Lyons-Valenti wrote Compounding Pharmacy 2 prescriptions for which insurance paid more than $1.25 million and received more than $90,000 in kickbacks in return, the charges claim.
In a fourth scheme, Lyons-Valenti signed five Compounding Pharmacy 1 prescriptions for Judd Holt, who previously pleaded guilty to conspiracy to commit health care fraud for his role in the scheme.
On each of the five prescriptions, Lyons-Valenti falsely stated that she had examined the patient’s medical records, conducted a face-to-face examination of the patient, and determined that the prescribed medications were medically necessary, when in fact she had never met or examined any of the five patients, the indictment claims.
Lyons-Valenti also was charged with witness tampering for allegedly making false and misleading statements to a co-worker who was a federal grand jury witness.
Lyons-Valenti called and texted the witness before and after the witness talked to the FBI and before the witness was scheduled to testify in the grand jury, the government claims.
Lyons-Valenti allegedly told the witness to tell the FBI that Lyons-Valenti had examined the witness before prescribing medications for the witness.

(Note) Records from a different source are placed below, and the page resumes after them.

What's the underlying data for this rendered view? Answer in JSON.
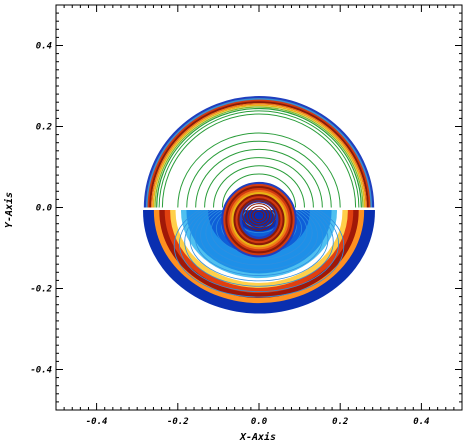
{
  "chart_data": {
    "type": "contour",
    "xlabel": "X-Axis",
    "ylabel": "Y-Axis",
    "xlim": [
      -0.5,
      0.5
    ],
    "ylim": [
      -0.5,
      0.5
    ],
    "x_ticks": [
      -0.4,
      -0.2,
      0.0,
      0.2,
      0.4
    ],
    "y_ticks": [
      -0.4,
      -0.2,
      0.0,
      0.2,
      0.4
    ],
    "x_tick_labels": [
      "-0.4",
      "-0.2",
      "0.0",
      "0.2",
      "0.4"
    ],
    "y_tick_labels": [
      "-0.4",
      "-0.2",
      "0.0",
      "0.2",
      "0.4"
    ],
    "grid": false,
    "legend": "none",
    "upper_half": {
      "style": "line contours",
      "outer_ring": {
        "inner_radius": 0.24,
        "outer_radius": 0.28,
        "top_y": 0.27
      },
      "inner_ring": {
        "center": [
          0.0,
          -0.03
        ],
        "radii": [
          0.04,
          0.09
        ]
      },
      "palette": [
        "#1f3fbf",
        "#3a8fd0",
        "#2a9d3a",
        "#7fb82d",
        "#e8b515",
        "#f07818",
        "#d23a10",
        "#8a1a08"
      ]
    },
    "lower_half": {
      "style": "filled contours",
      "outer_ring": {
        "inner_radius": 0.24,
        "outer_radius": 0.28,
        "bottom_y": -0.26
      },
      "inner_ring": {
        "center": [
          0.0,
          -0.03
        ],
        "radii": [
          0.04,
          0.09
        ]
      },
      "palette": [
        "#0a2fb0",
        "#0e5fd8",
        "#1e90e8",
        "#4fc0f0",
        "#ffffff",
        "#ffd04a",
        "#ff9020",
        "#e04010",
        "#a01808"
      ]
    }
  }
}
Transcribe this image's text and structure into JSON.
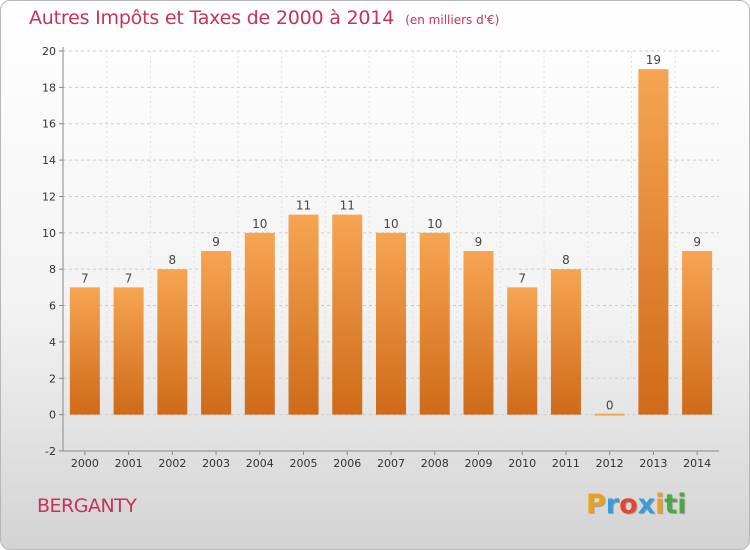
{
  "header": {
    "title": "Autres Impôts et Taxes de 2000 à 2014",
    "subtitle": "(en milliers d'€)"
  },
  "footer": {
    "commune": "BERGANTY",
    "logo_letters": [
      "P",
      "r",
      "o",
      "x",
      "i",
      "t",
      "i"
    ],
    "logo_colors": [
      "#e8a21b",
      "#3a9bd8",
      "#e5462f",
      "#3a9bd8",
      "#e8a21b",
      "#4aa843",
      "#4aa843"
    ]
  },
  "colors": {
    "title": "#c8325a",
    "bar_light": "#f6a552",
    "bar_dark": "#cf6a18",
    "axis_text": "#333333",
    "grid": "#cccccc"
  },
  "chart_data": {
    "type": "bar",
    "categories": [
      "2000",
      "2001",
      "2002",
      "2003",
      "2004",
      "2005",
      "2006",
      "2007",
      "2008",
      "2009",
      "2010",
      "2011",
      "2012",
      "2013",
      "2014"
    ],
    "values": [
      7,
      7,
      8,
      9,
      10,
      11,
      11,
      10,
      10,
      9,
      7,
      8,
      0,
      19,
      9
    ],
    "data_labels": [
      "7",
      "7",
      "8",
      "9",
      "10",
      "11",
      "11",
      "10",
      "10",
      "9",
      "7",
      "8",
      "0",
      "19",
      "9"
    ],
    "title": "Autres Impôts et Taxes de 2000 à 2014",
    "ylim": [
      -2,
      20
    ],
    "yticks": [
      -2,
      0,
      2,
      4,
      6,
      8,
      10,
      12,
      14,
      16,
      18,
      20
    ],
    "grid": "horizontal dashed"
  }
}
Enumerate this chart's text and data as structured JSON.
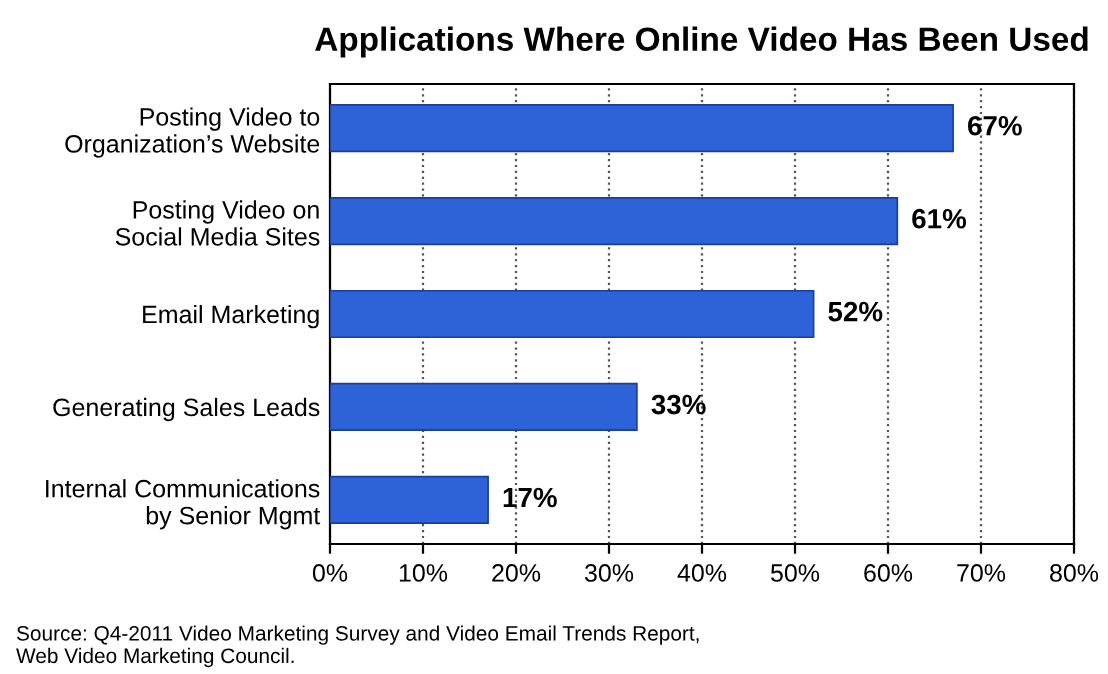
{
  "chart_data": {
    "type": "bar",
    "orientation": "horizontal",
    "title": "Applications Where Online Video Has Been Used",
    "categories": [
      "Posting Video to\nOrganization’s Website",
      "Posting Video on\nSocial Media Sites",
      "Email Marketing",
      "Generating Sales Leads",
      "Internal Communications\nby Senior Mgmt"
    ],
    "values": [
      67,
      61,
      52,
      33,
      17
    ],
    "value_labels": [
      "67%",
      "61%",
      "52%",
      "33%",
      "17%"
    ],
    "color": "#2d62d8",
    "xlim": [
      0,
      80
    ],
    "xticks": [
      {
        "value": 0,
        "label": "0%"
      },
      {
        "value": 10,
        "label": "10%"
      },
      {
        "value": 20,
        "label": "20%"
      },
      {
        "value": 30,
        "label": "30%"
      },
      {
        "value": 40,
        "label": "40%"
      },
      {
        "value": 50,
        "label": "50%"
      },
      {
        "value": 60,
        "label": "60%"
      },
      {
        "value": 70,
        "label": "70%"
      },
      {
        "value": 80,
        "label": "80%"
      }
    ],
    "grid": "x",
    "annotations": [
      "Source: Q4-2011 Video Marketing Survey and Video Email Trends Report,\nWeb Video Marketing Council."
    ]
  }
}
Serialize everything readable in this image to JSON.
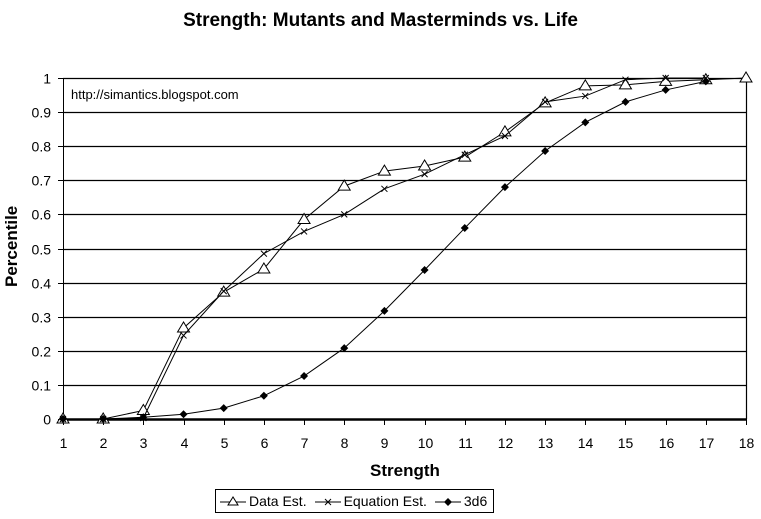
{
  "chart_data": {
    "type": "line",
    "title": "Strength: Mutants and Masterminds vs. Life",
    "annotation": "http://simantics.blogspot.com",
    "xlabel": "Strength",
    "ylabel": "Percentile",
    "x": [
      1,
      2,
      3,
      4,
      5,
      6,
      7,
      8,
      9,
      10,
      11,
      12,
      13,
      14,
      15,
      16,
      17,
      18
    ],
    "xlim": [
      1,
      18
    ],
    "ylim": [
      0,
      1
    ],
    "yticks": [
      0,
      0.1,
      0.2,
      0.3,
      0.4,
      0.5,
      0.6,
      0.7,
      0.8,
      0.9,
      1
    ],
    "ytick_labels": [
      "0",
      "0.1",
      "0.2",
      "0.3",
      "0.4",
      "0.5",
      "0.6",
      "0.7",
      "0.8",
      "0.9",
      "1"
    ],
    "xtick_labels": [
      "1",
      "2",
      "3",
      "4",
      "5",
      "6",
      "7",
      "8",
      "9",
      "10",
      "11",
      "12",
      "13",
      "14",
      "15",
      "16",
      "17",
      "18"
    ],
    "grid": "horizontal",
    "legend_position": "bottom",
    "series": [
      {
        "name": "Data Est.",
        "marker": "triangle-open",
        "values": [
          0,
          0,
          0.025,
          0.267,
          0.372,
          0.44,
          0.585,
          0.683,
          0.727,
          0.742,
          0.768,
          0.842,
          0.927,
          0.977,
          0.98,
          0.99,
          0.995,
          1.0
        ]
      },
      {
        "name": "Equation Est.",
        "marker": "x",
        "values": [
          0,
          0,
          0.003,
          0.245,
          0.375,
          0.485,
          0.55,
          0.6,
          0.675,
          0.718,
          0.775,
          0.83,
          0.93,
          0.947,
          0.995,
          1.0,
          1.0,
          null
        ]
      },
      {
        "name": "3d6",
        "marker": "diamond-filled",
        "values": [
          0,
          0,
          0.005,
          0.014,
          0.032,
          0.068,
          0.126,
          0.208,
          0.317,
          0.437,
          0.56,
          0.68,
          0.786,
          0.87,
          0.93,
          0.965,
          0.99,
          null
        ]
      }
    ]
  }
}
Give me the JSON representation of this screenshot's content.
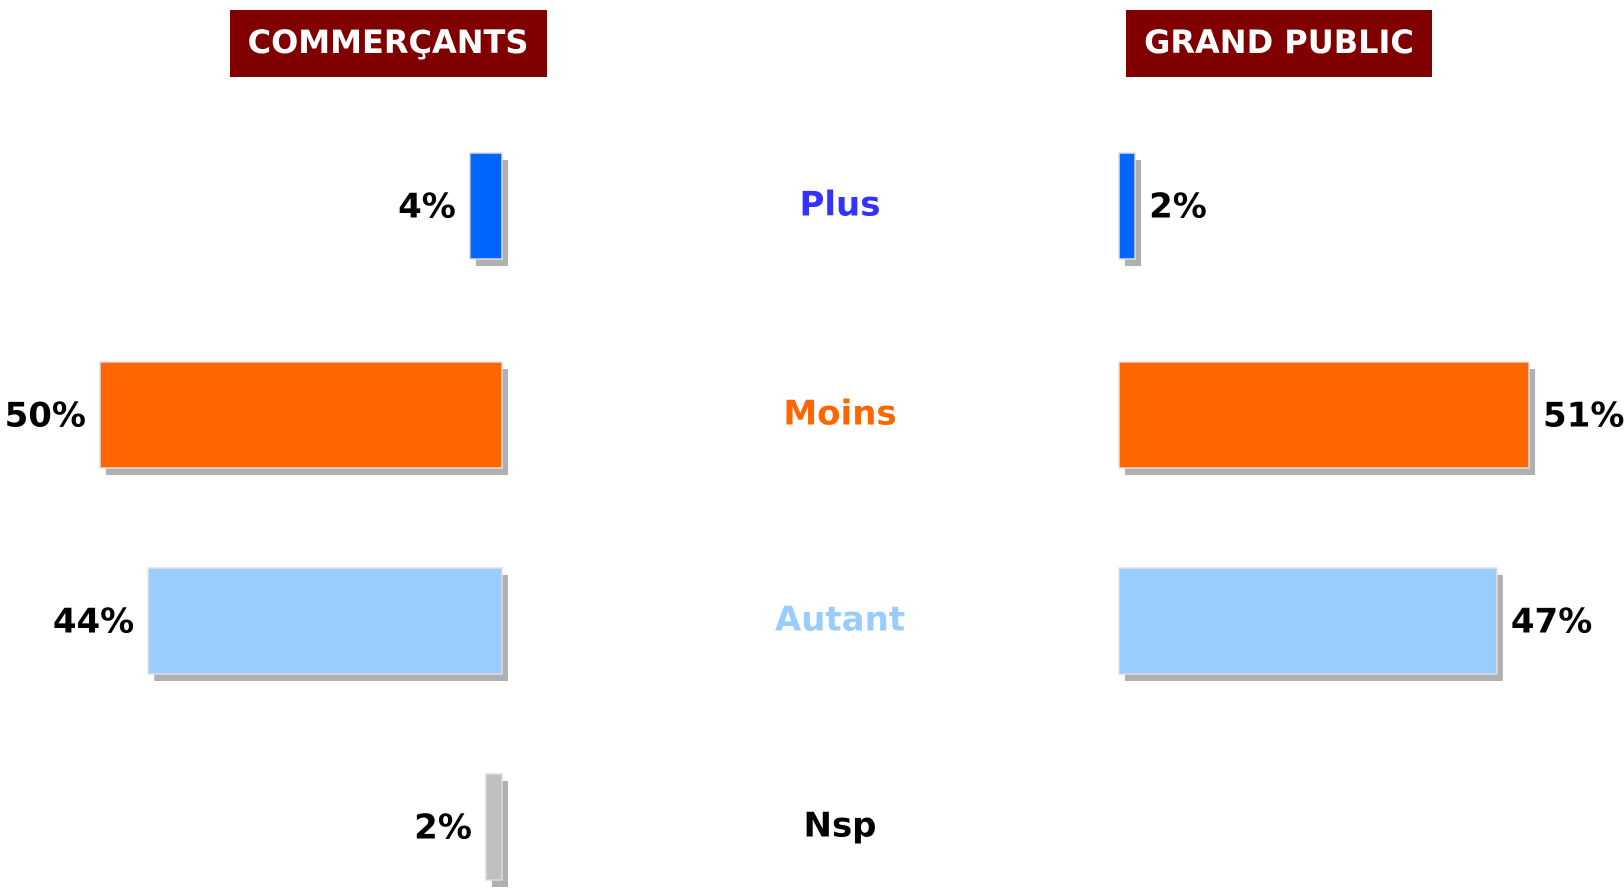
{
  "chart_data": {
    "type": "butterfly-bar",
    "categories": [
      "Plus",
      "Moins",
      "Autant",
      "Nsp"
    ],
    "category_colors": [
      "#3333ff",
      "#ff6600",
      "#99ccff",
      "#000000"
    ],
    "bar_colors": [
      "#0066ff",
      "#ff6600",
      "#99ccff",
      "#c0c0c0"
    ],
    "series": [
      {
        "name": "COMMERÇANTS",
        "values": [
          4,
          50,
          44,
          2
        ],
        "value_labels": [
          "4%",
          "50%",
          "44%",
          "2%"
        ]
      },
      {
        "name": "GRAND PUBLIC",
        "values": [
          2,
          51,
          47,
          null
        ],
        "value_labels": [
          "2%",
          "51%",
          "47%",
          null
        ]
      }
    ]
  }
}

Lyons-Valenti also falsely told the witness that Lyons-Valenti had never received any money for writing the prescriptions, the government claims.
The health care fraud and wire fraud conspiracy count carries a maximum potential penalty of 20 years in prison and a $250,000 fine, or twice the gain or loss from the offense.
Each wire fraud count carries a maximum potential penalty of 20 years in prison and a $250,000 fine, or twice the gain or loss from the offense.
Each health care fraud count carries a maximum penalty of 10 years in prison and a $250,000 fine, or twice the gross gain or loss from the offense.
The honest services conspiracy count and the false statement counts each carry a maximum penalty of five years in prison and a $250,000 fine, or twice the gross gain or loss from the offense. The witness tampering charge carries a maximum penalty of 20 years in prison and a $250,000 fine, or twice the gross gain or loss from the offense.